Barkley has been a transformational player for Penn State the past three years, a running back who was an early Heisman favorite this year. His numbers dipped slightly during the second half of his junior season as teams stacked the box to limit his productivity.
But equally as impressive as his 18 carries for 137 yards and two-touchdown performance in the Fiesta Bowl win over Washington, has been his ability to catch the ball out of the backfield. He had 54 receptions in 2017, a number that suggests he can help any offense in a variety of ways beyond his 5.9 yards per carry last year.
Numbers and a skillset that would, could and should benefit a Giants offense that ranked 25th in the league in total rushing and with just six rushing touchdowns last season.
They also struggled to use their running backs in the passing game, something Barkley can address.
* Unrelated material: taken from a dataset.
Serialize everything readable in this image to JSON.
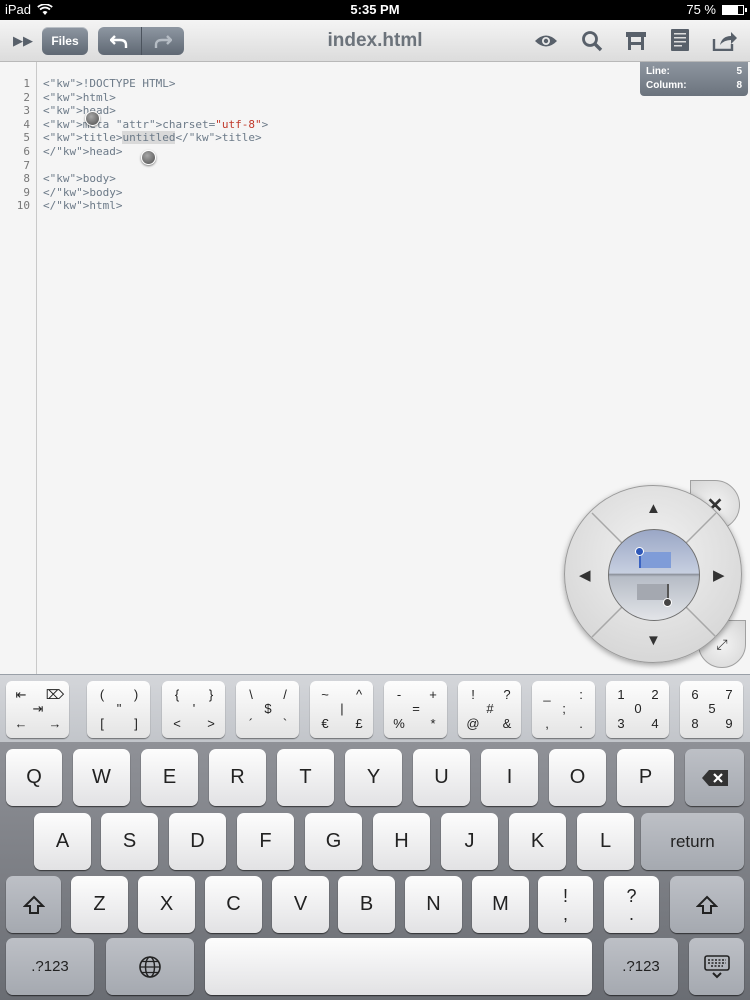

The reason why the Cowboys drafting Elliott made sense back then – even if the selection was questioned at the time – is because the team had one of the best offensive lines in the league. He was able to rush for over 1,600 yards and 15 touchdowns his rookie season because the line was paving a road for him to run.
It was a perfect fit for Elliott but similar success can’t be had or found here for Barkley unless the Giants do some work in a hurry.
At a minimum, the Giants need to address pressing and glaring needs at left tackle and at least one of the guard spots in free agency. These moves can elevate a unit that has been bottom-3 in the league the past three seasons. If they don’t, then a potential selection of Barkley won’t reap the same benefits as the Cowboys taking Elliott two years ago.
He’d simply be running into a wall.
The Cowboys were committed in the years prior to the 2016 NFL Draft in selecting offensive linemen early in the draft. They stuck to this, even as they had other needs on their team.
So when Elliott was taken, the rookie running back was able to step into an ideal situation of talent meeting need.
The Giants squandered their ability to build-up the offensive line over the past two seasons so they’ll need to make free agency and answering their questions along the line their greatest priority this offseason. If they can do this and do it well, then Barkley would be a home run selection.
As he showed at Penn State, Barkley could be their Elliott, a transformational selection that could elevate an entire franchise. If they don’t address this, if the status quo exists along a questionable offensive line, then the Giants would not only be wasting an immense talent in Barkley, they would be wasting what could be the future of their organization.